With that as backdrop, we switch perspective to ask: if claims are made both ways in a situation of mutual infliction of harm other than in ship collisions, how would that fare? Is it the case that the one party’s portion of its own loss (as contributory liability) would serve as the portion of liability towards the other party’s loss? There seem to be no cases demonstrating the point, but we can still illustrate the questioning by playing with the facts of a real case.
In the Supreme Court case in Rt. 1994.1440 a bicyclist ran into the back of a car and was injured. The car liability insurer was held liable on account of the car’s brake light not working, which led the cyclist to miss the warning from the driver applying the brakes, and the requirement of the car ‘causing’ damage was thereby met.(1) Car liability Act 1961 s. 4. However, the cyclist was found to have negligently contributed to his loss by riding too close behind the car (the accident happened in a bike race), and his claim for losses was reduced by one third.
We could then ask – in light of e.g. Knoph’s proposition that the system of the MC reflected the general tort law position: what if damage was also inflicted on the car, and the car owner cross-claimed against the cyclist for such property loss, would then the same 33% of contributory negligence on the cyclist’s part serve as a basis for the cyclist’s liability towards the car owner?
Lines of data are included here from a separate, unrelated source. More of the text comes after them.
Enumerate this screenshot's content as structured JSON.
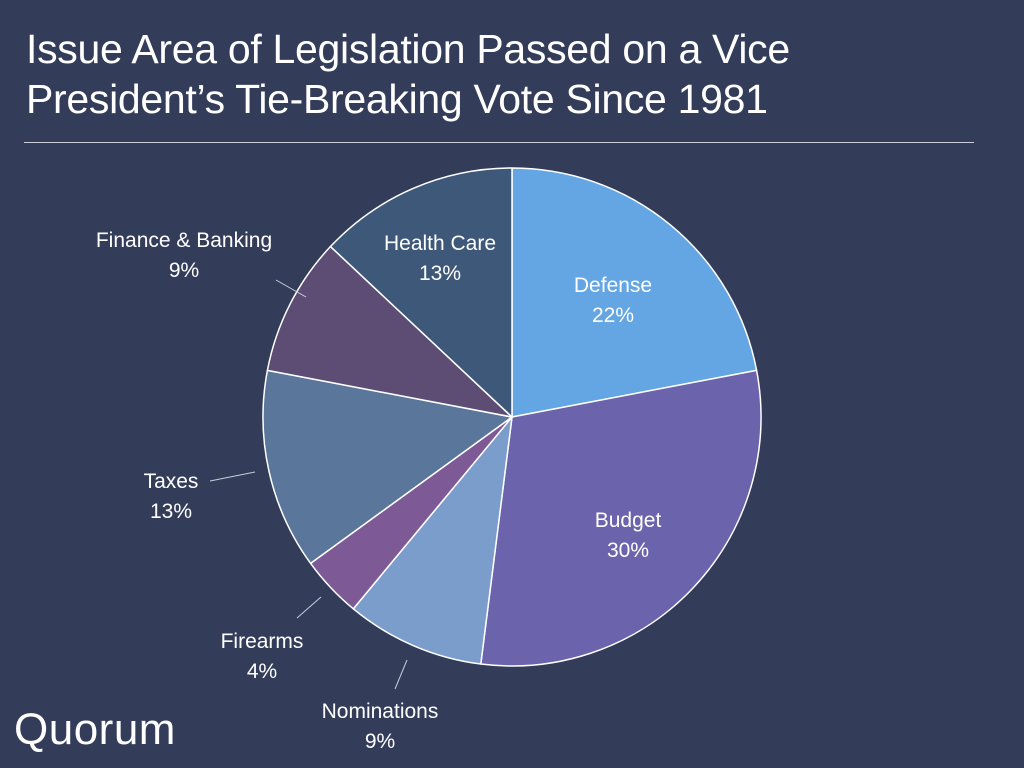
{
  "header": {
    "title_line1": "Issue Area of Legislation Passed on a Vice",
    "title_line2": "President’s Tie-Breaking Vote Since 1981"
  },
  "brand": {
    "logo_text": "Quorum"
  },
  "colors": {
    "background": "#333d5a",
    "text": "#ffffff",
    "leader": "#c9ceda"
  },
  "chart_data": {
    "type": "pie",
    "title": "Issue Area of Legislation Passed on a Vice President’s Tie-Breaking Vote Since 1981",
    "units": "%",
    "start": "12 o'clock",
    "direction": "clockwise",
    "slices": [
      {
        "label": "Defense",
        "value": 22,
        "value_label": "22%",
        "color": "#63a6e3",
        "label_position": "inside"
      },
      {
        "label": "Budget",
        "value": 30,
        "value_label": "30%",
        "color": "#6b63ab",
        "label_position": "inside"
      },
      {
        "label": "Nominations",
        "value": 9,
        "value_label": "9%",
        "color": "#7b9dcc",
        "label_position": "outside"
      },
      {
        "label": "Firearms",
        "value": 4,
        "value_label": "4%",
        "color": "#7d5a96",
        "label_position": "outside"
      },
      {
        "label": "Taxes",
        "value": 13,
        "value_label": "13%",
        "color": "#5a769b",
        "label_position": "outside"
      },
      {
        "label": "Finance & Banking",
        "value": 9,
        "value_label": "9%",
        "color": "#5d4d75",
        "label_position": "outside"
      },
      {
        "label": "Health Care",
        "value": 13,
        "value_label": "13%",
        "color": "#3d5878",
        "label_position": "inside"
      }
    ]
  }
}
In other words, would the MC ship collision rules work in the same way outside the scope of ship collisions, as Knoph (and partly Øvergaard) argued they would?
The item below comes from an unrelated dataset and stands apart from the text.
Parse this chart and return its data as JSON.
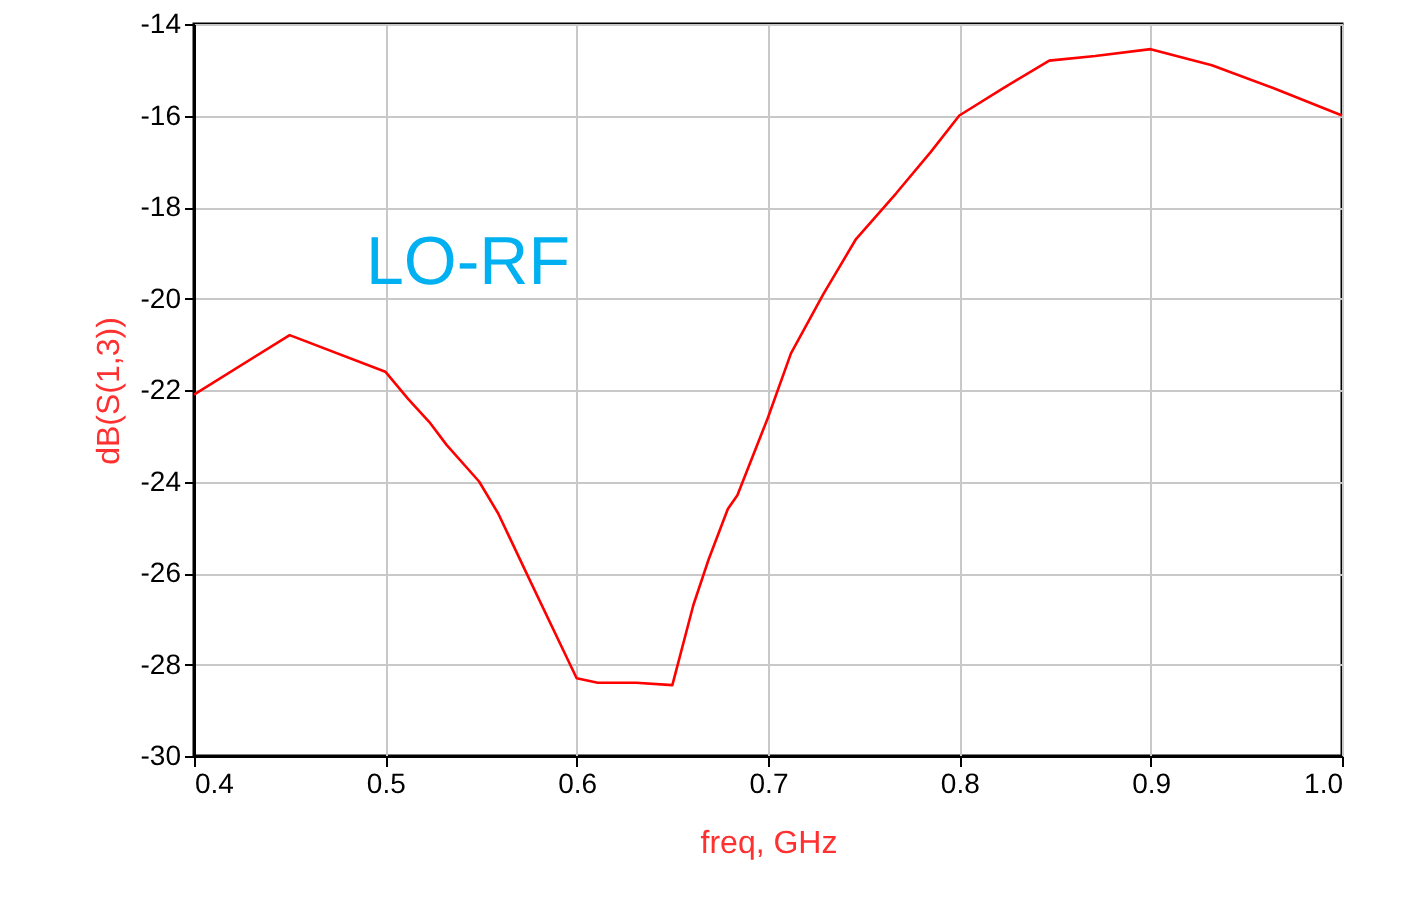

Probably the answer would be no. Various factors would disrupt such a solution of symmetry between having to bear one’s own loss and being liable for the other party’s loss – such as the one claim being a property claim and the other a personal injury claim, where policy considerations could turn out differently – and that of the one, or both, injuries being covered by insurance.(2) See the Torts Act s 4-2: The car owner, if having the damage to the car covered by insurance, would be entitled to raise a claim only in case of gross negligence on the cyclist’s part.
One would probably adopt a more discretionary evaluation under the provisions of the Torts Act. In other words, the cyclist might not be held liable at all, despite him having to accept a reduction of his own claim by 33% – which again serves as a reminder of the earlier position taken by Platou when advocating a freer assessment of damages extending to the ship collision cases of that time.